For the record, the gummy is a bit of a pain to cut; it wants to push down into the cake instead of slicing. You need a really sharp knife and you have to stab through with the pointy bit and hold the cake as you saw. No, really. You MUST stab and saw this cake. Whether or not you pretend you’re at Dexter’s ultimate birthday party is up to you.
Here’s the slice that was cut out:
Evidence consumed, and left a gory plate behind:
Conclusions:
- Don’t bother with the licorice unless you can find the really skinny laces. Even then, piping faux laces is easier and makes for a flatter surface all over.
- Don’t chill the buttercreamed cake, or if you do, let it warm back up first. The gummy won’t stick to the cold buttercream very well at all.
- Freshly cast chunks will drape better, but even still, you might want to hit them with a hair dryer to warm them enough to flex to the cake’s shape, especially over edges.
- Cutting is a bit of a hassle but can be done.
- Taste-wise, the gummy has a pleasantly mild sweet taste and goes okay with the cake.

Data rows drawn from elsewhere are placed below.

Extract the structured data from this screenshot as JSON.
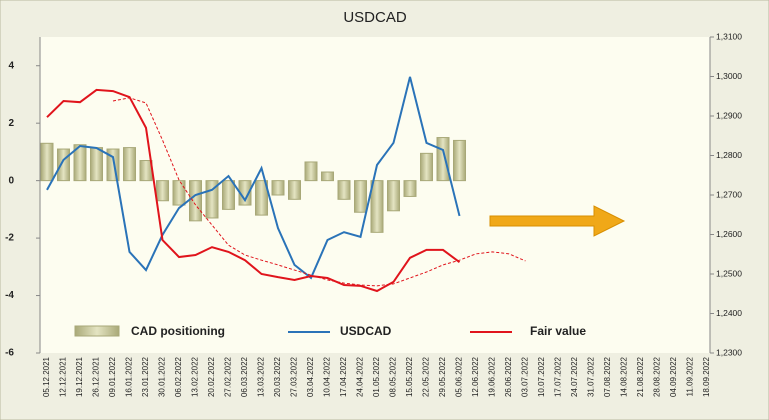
{
  "chart_data": {
    "type": "bar_line",
    "title": "USDCAD",
    "categories": [
      "05.12.2021",
      "12.12.2021",
      "19.12.2021",
      "26.12.2021",
      "09.01.2022",
      "16.01.2022",
      "23.01.2022",
      "30.01.2022",
      "06.02.2022",
      "13.02.2022",
      "20.02.2022",
      "27.02.2022",
      "06.03.2022",
      "13.03.2022",
      "20.03.2022",
      "27.03.2022",
      "03.04.2022",
      "10.04.2022",
      "17.04.2022",
      "24.04.2022",
      "01.05.2022",
      "08.05.2022",
      "15.05.2022",
      "22.05.2022",
      "29.05.2022",
      "05.06.2022",
      "12.06.2022",
      "19.06.2022",
      "26.06.2022",
      "03.07.2022",
      "10.07.2022",
      "17.07.2022",
      "24.07.2022",
      "31.07.2022",
      "07.08.2022",
      "14.08.2022",
      "21.08.2022",
      "28.08.2022",
      "04.09.2022",
      "11.09.2022",
      "18.09.2022"
    ],
    "series": [
      {
        "name": "CAD positioning",
        "kind": "bar",
        "axis": "y",
        "color": "#c9c99c",
        "values": [
          1.3,
          1.1,
          1.25,
          1.15,
          1.1,
          1.15,
          0.7,
          -0.7,
          -0.85,
          -1.4,
          -1.3,
          -1.0,
          -0.85,
          -1.2,
          -0.5,
          -0.65,
          0.65,
          0.3,
          -0.65,
          -1.1,
          -1.8,
          -1.05,
          -0.55,
          0.95,
          1.5,
          1.4,
          null,
          null,
          null,
          null,
          null,
          null,
          null,
          null,
          null,
          null,
          null,
          null,
          null,
          null,
          null
        ]
      },
      {
        "name": "USDCAD",
        "kind": "line",
        "axis": "y2",
        "color": "#2a73b8",
        "values": [
          1.2713,
          1.2789,
          1.2824,
          1.2819,
          1.2796,
          1.2556,
          1.251,
          1.2599,
          1.2667,
          1.27,
          1.2713,
          1.2748,
          1.2687,
          1.2768,
          1.2616,
          1.2523,
          1.249,
          1.2586,
          1.2606,
          1.2594,
          1.2776,
          1.2832,
          1.2999,
          1.2832,
          1.2814,
          1.2647,
          null,
          null,
          null,
          null,
          null,
          null,
          null,
          null,
          null,
          null,
          null,
          null,
          null,
          null,
          null
        ]
      },
      {
        "name": "Fair value",
        "kind": "line",
        "axis": "y2",
        "color": "#e0141c",
        "values": [
          1.2897,
          1.2938,
          1.2935,
          1.2966,
          1.2963,
          1.2948,
          1.287,
          1.2586,
          1.2543,
          1.2548,
          1.2568,
          1.2556,
          1.2535,
          1.25,
          1.2492,
          1.2485,
          1.2495,
          1.249,
          1.2472,
          1.247,
          1.2457,
          1.248,
          1.2541,
          1.2561,
          1.2561,
          1.253,
          null,
          null,
          null,
          null,
          null,
          null,
          null,
          null,
          null,
          null,
          null,
          null,
          null,
          null,
          null
        ]
      },
      {
        "kind": "dashed",
        "axis": "y2",
        "color": "#e0141c",
        "values": [
          null,
          null,
          null,
          null,
          1.2938,
          1.2946,
          1.2933,
          1.2839,
          1.2738,
          1.2675,
          1.2624,
          1.2573,
          1.2548,
          1.2535,
          1.2523,
          1.251,
          1.2497,
          1.2485,
          1.2477,
          1.2472,
          1.247,
          1.2475,
          1.249,
          1.2505,
          1.2523,
          1.2535,
          1.2551,
          1.2556,
          1.2551,
          1.2533,
          null,
          null,
          null,
          null,
          null,
          null,
          null,
          null,
          null,
          null,
          null
        ]
      }
    ],
    "ylim": [
      -6,
      5
    ],
    "yticks": [
      -6,
      -4,
      -2,
      0,
      2,
      4
    ],
    "y2lim": [
      1.23,
      1.31
    ],
    "y2ticks": [
      {
        "value": 1.23,
        "label": "1,2300"
      },
      {
        "value": 1.24,
        "label": "1,2400"
      },
      {
        "value": 1.25,
        "label": "1,2500"
      },
      {
        "value": 1.26,
        "label": "1,2600"
      },
      {
        "value": 1.27,
        "label": "1,2700"
      },
      {
        "value": 1.28,
        "label": "1,2800"
      },
      {
        "value": 1.29,
        "label": "1,2900"
      },
      {
        "value": 1.3,
        "label": "1,3000"
      },
      {
        "value": 1.31,
        "label": "1,3100"
      }
    ],
    "legend": "bottom"
  }
}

- Texture-wise, the gummy is a bit weird on the cake. It’s like fondant that’s too rubbery. However, like fondant, it can be peeled off easily enough, and unlike fondant, it tastes good on its own. Kids will probably think it’s awesome and chomp down on it without complaint.
- You could definitely do this small-scale on cupcakes, or large-scale on big cakes.
I have more experiments to do with fake skin, zombie skin, and some other Halloween ideas to come. Until then, experiment yourself and remember: if it all goes wrong and you can’t fix it, eat the evidence and nobody will know!
OMG, that's disgusting. And awesome!
(Here from Google+)
I actually found this more entrteainnig than James Joyce.
lol I love your ideas, I want to make some gummy hands and eyeballs for Halloween, have you done eyes yet? You always work out the kinks so well.